Bowen's activism transcended her professional life. In 1987, after Bowen and Abod embarked on a cruise sold to them under the label "Sapphic sailing" only to discover the ship was populated with only heterosexual families and their children, the couple penned an article in Gay Community News where they complained that "A heterosexual world we had sought to leave behind was locked up with us on a ship cruising to Bermuda," recounting experiences of homophobia from the trip. In 1989, Bowen joined several community leaders who walked out of a fundraising performance for a Boston health clinic that served gay and lesbian clients after two white comedians told racist jokes.

In addition to being subject of books and documentaries, Bowen was an accomplished writer in her life. In addition to her academic writings, she was also a contributor to Gay Community News. In 2017, Bowen was honored for her work and activism by the Astraea Lesbian Foundation for Justice with their Acey Social Justice Feminist Award. The award is given to lesbian, queer or trans people over the age of sixty-two in recognition for their activism and contributions to their respective communities. When Bowen died in 2018 she left a rich archive that had been collected and preserved by Abod. The archive has been donated to Spelman College, which also holds Lorde's archive.

==Personal life and death==
Bowen first married Ken Peters in the 1960s; they had three children. They divorced in the 1980s, when she came out as a lesbian. Bowen met Jennifer Abod at a Take Back the Night rally in New Haven in 1979. Jennifer Abod said of their meeting: "I first saw Angela in July 1979 in New Haven, Connecticut.
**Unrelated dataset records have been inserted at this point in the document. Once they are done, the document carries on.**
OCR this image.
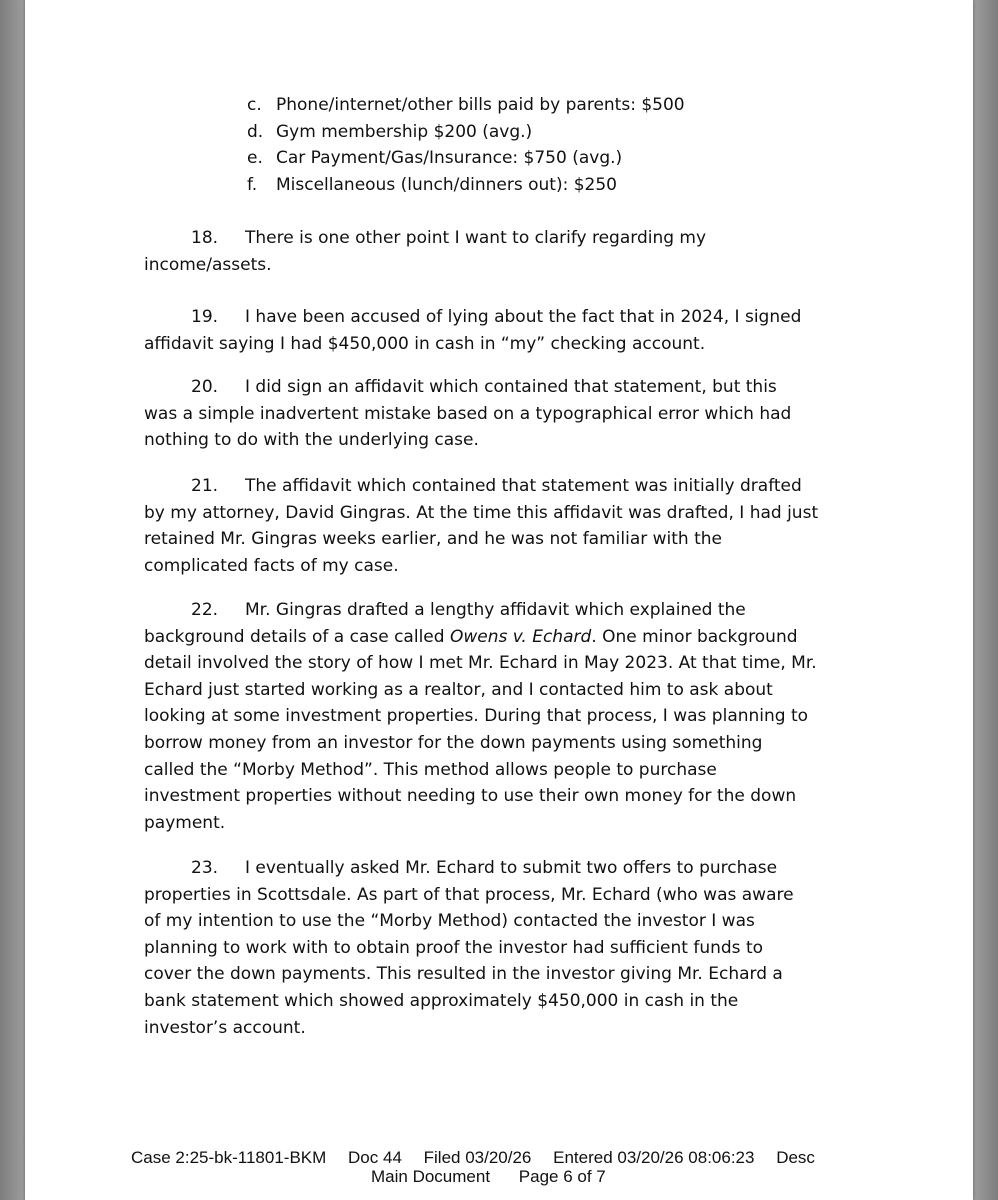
c. Phone/internet/other bills paid by parents: $500
d. Gym membership $200 (avg.)
e. Car Payment/Gas/Insurance: $750 (avg.)
f.	Miscellaneous (lunch/dinners out): $250
18. There is one other point I want to clarify regarding my
income/assets.
19. I have been accused of lying about the fact that in 2024, I signed
affidavit saying I had $450,000 in cash in “my” checking account.
20. I did sign an affidavit which contained that statement, but this
was a simple inadvertent mistake based on a typographical error which had
nothing to do with the underlying case.
21. The affidavit which contained that statement was initially drafted
by my attorney, David Gingras. At the time this affidavit was drafted, I had just
retained Mr. Gingras weeks earlier, and he was not familiar with the
complicated facts of my case.
22. Mr. Gingras drafted a lengthy affidavit which explained the
background details of a case called Owens v. Echard. One minor background
detail involved the story of how I met Mr. Echard in May 2023. At that time, Mr.
Echard just started working as a realtor, and I contacted him to ask about
looking at some investment properties. During that process, I was planning to
borrow money from an investor for the down payments using something
called the “Morby Method”. This method allows people to purchase
investment properties without needing to use their own money for the down
payment.
23. I eventually asked Mr. Echard to submit two offers to purchase
properties in Scottsdale. As part of that process, Mr. Echard (who was aware
of my intention to use the “Morby Method) contacted the investor I was
planning to work with to obtain proof the investor had sufficient funds to
cover the down payments. This resulted in the investor giving Mr. Echard a
bank statement which showed approximately $450,000 in cash in the
investor’s account.
Case 2:25-bk-11801-BKM Doc 44 Filed 03/20/26 Entered 03/20/26 08:06:23 Desc
Main Document Page 6 of 7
She was a speaker at rally after a citywide candle-lit Take Back the Night march protesting violence against women." They married in 2013. She had Alzheimer's disease.

Bowen died on July 12, 2018, in Long Beach, California, at 82. She is survived by her two sisters, Alphena Bowen Clark and Catherine Bowen Tyler; her children with Ken Peters, Ntombi A. Peters and Jomo K. Peters; her stepdaughter, Elaine Peters; her foster daughter, Sharon Smith; and a granddaughter.